Javier Sáez Castán, de la mano de Ekaré, nos trae un extracto del catálogo de antigüedades chinas de un tal Mons Snow, este extracto (lleno de pequeños acertijos) nos habla del armario chino y nos ofrece un ejemplo práctico de su funcionamiento. Nos habla Mons Snow de un objeto encontrado en el barrio chino de San Francisco en 1881, cuando era joven, cuando la vida le sonreía y todo hacía presagiar un brillante futuro para él.

Mons Snow, este señor de extraño nombre especular que ahora nos escribe desde un lugar llamado Neuquén, nos ofrece todos los ingredientes de una historia inquietante, de una historia al estilo de Poe, en la que sabemos que estamos a punto de toparnos con un objeto, un catalizador del cambio y de la obsesión.

En la oscuridad de un miserable bazar, descubre Mons Snow el armario chino y con él se dará pronto cuenta de que la oscuridad puede ser luz, que el azul puede ser rojo, que la distancia que media entre lo que somos y lo que podríamos ser es una relación entre probabilidad y casualidad. Lo que nos hace aterrizar en que lo real es determinado por las circunstancias que se meten en medio. Así como en el libro se mete en medio una habitación que no solo contiene un armario chino, sino que además media entre el fuego de la chimenea del comedor y el agua de la bañera.

La distancia entre la oscuridad y la luz es la distancia que hay en un intervalo de cinco minutos, entre el revuelo causado por un gato negro que juega con un ovillo y el silencioso aletear de una mariposa blanca.

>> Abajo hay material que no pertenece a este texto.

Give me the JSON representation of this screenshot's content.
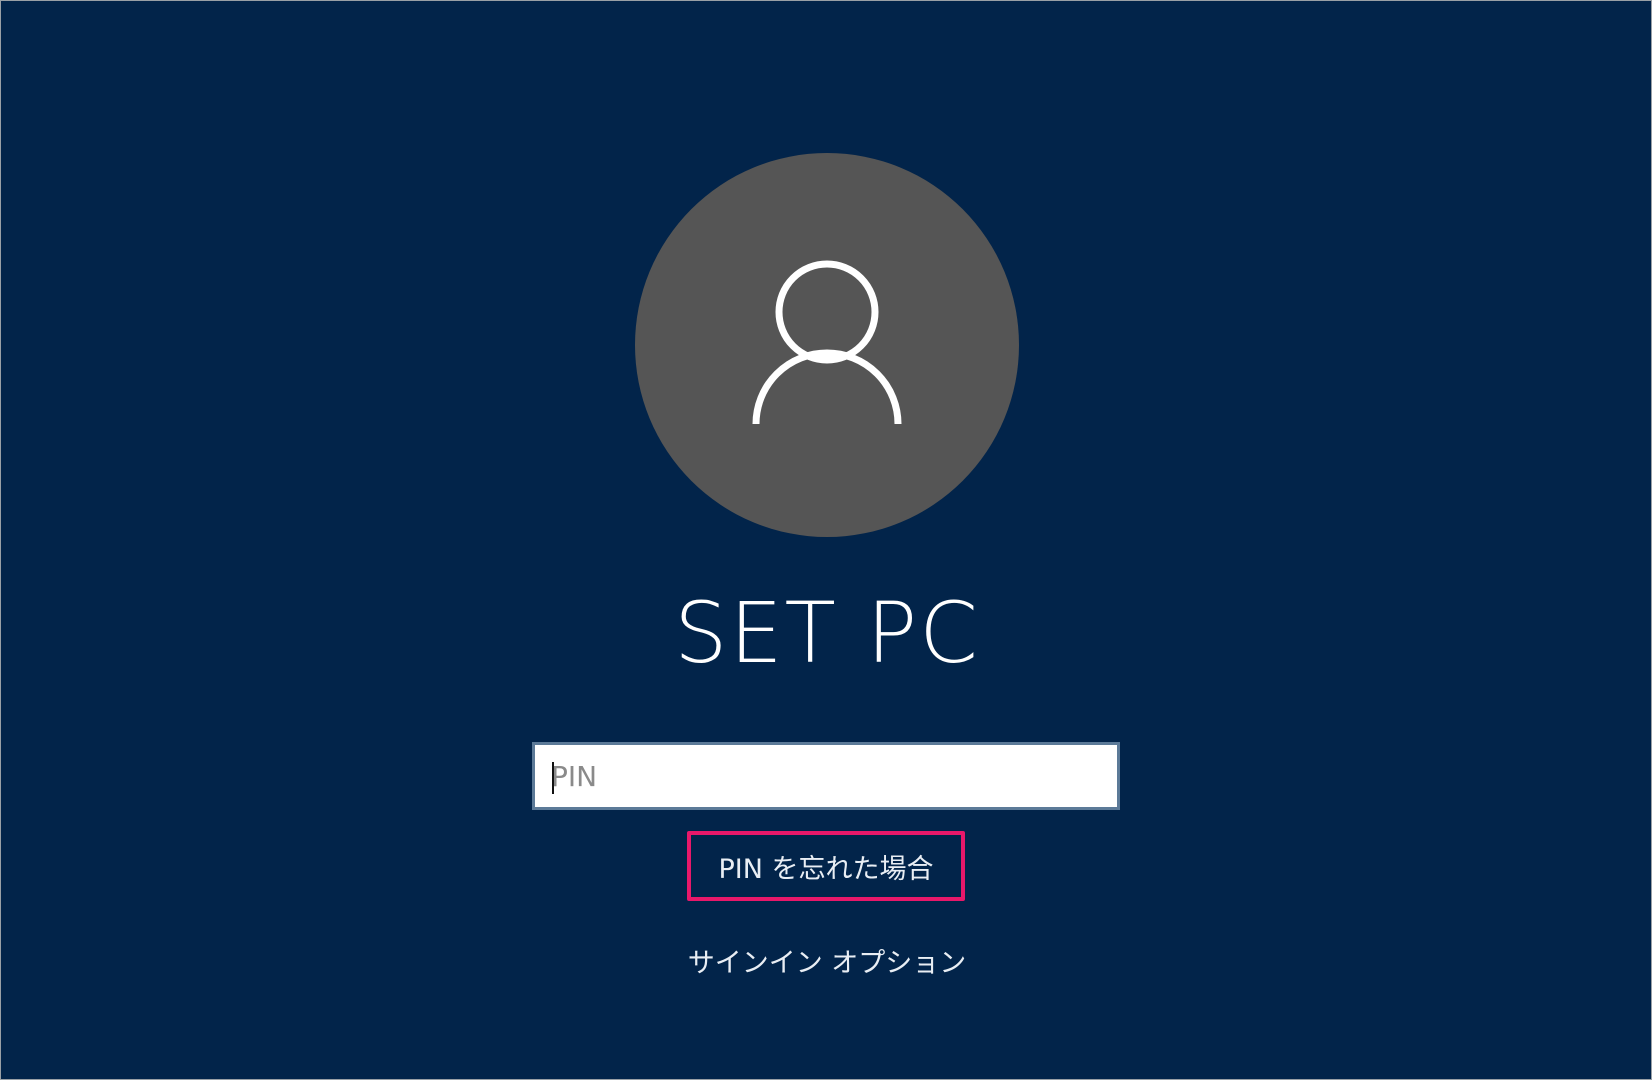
{
  "user": {
    "avatar_icon": "user-silhouette-icon",
    "name": "SET PC"
  },
  "pin": {
    "placeholder": "PIN",
    "value": ""
  },
  "links": {
    "forgot_pin": "PIN を忘れた場合",
    "signin_options": "サインイン オプション"
  },
  "colors": {
    "background": "#02244a",
    "avatar": "#555555",
    "highlight_border": "#e8186a",
    "input_border": "#5c7a98"
  }
}
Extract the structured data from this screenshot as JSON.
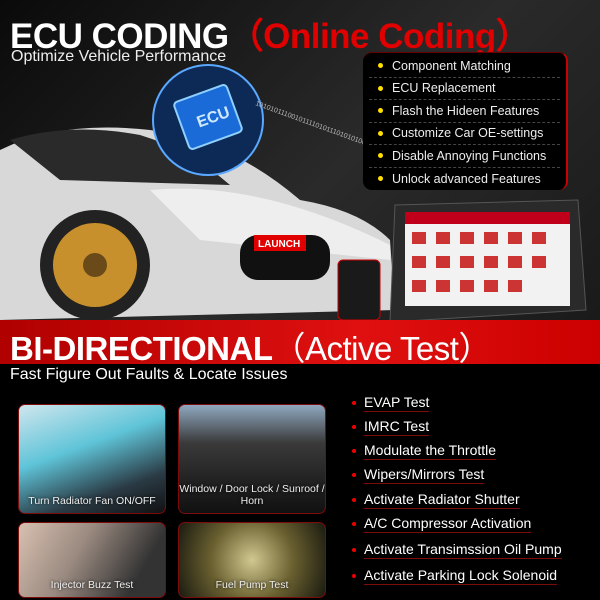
{
  "header": {
    "title_main": "ECU CODING",
    "title_paren": "（Online Coding）",
    "subtitle": "Optimize Vehicle Performance"
  },
  "features": [
    "Component Matching",
    "ECU Replacement",
    "Flash the Hideen Features",
    "Customize Car OE-settings",
    "Disable Annoying Functions",
    "Unlock advanced Features"
  ],
  "logos": {
    "chip": "ECU",
    "brand": "LAUNCH"
  },
  "binary_stream": "1010101110010111101011101010100101010",
  "colors": {
    "accent": "#e00000",
    "bullet": "#ffe000",
    "background": "#000000"
  },
  "section2": {
    "title_main": "BI-DIRECTIONAL",
    "title_paren": "（Active Test）",
    "subtitle": "Fast Figure Out Faults & Locate Issues"
  },
  "tiles": [
    {
      "caption": "Turn Radiator Fan ON/OFF"
    },
    {
      "caption": "Window / Door Lock / Sunroof / Horn"
    },
    {
      "caption": "Injector Buzz Test"
    },
    {
      "caption": "Fuel Pump Test"
    }
  ],
  "tests": [
    "EVAP Test",
    "IMRC Test",
    "Modulate the Throttle",
    "Wipers/Mirrors Test",
    "Activate Radiator Shutter",
    "A/C Compressor Activation",
    "Activate Transimssion Oil Pump",
    "Activate Parking Lock Solenoid"
  ]
}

Un gato negro, una mariposa blanca, un armario chino. Entonces uno no puede evitar tener algunas ideas, pensar en ciertos conceptos que están allí, han estado allá en China desde hace tiempo incontable: como por ejemplo el hecho de que cada ser posee un complemento que es necesario para su propia existencia, la idea del doble, de manera que nada existe en estado puro (a pesar de que los padres del libro se empeñen en bañar al hijo rojo para que sea azul y al azul para que vuelva a ser rojo). Tampoco nada existe en absoluta quietud (lo quieto adquiere cara de pasmado, como el tigre en el comedor, los patos* en la habitación y el pez en el baño). Sino que todo está en continua transformación. Y que cualquier idea, mirada desde otro punto de vista, acabará pareciéndose mucho a su contraria.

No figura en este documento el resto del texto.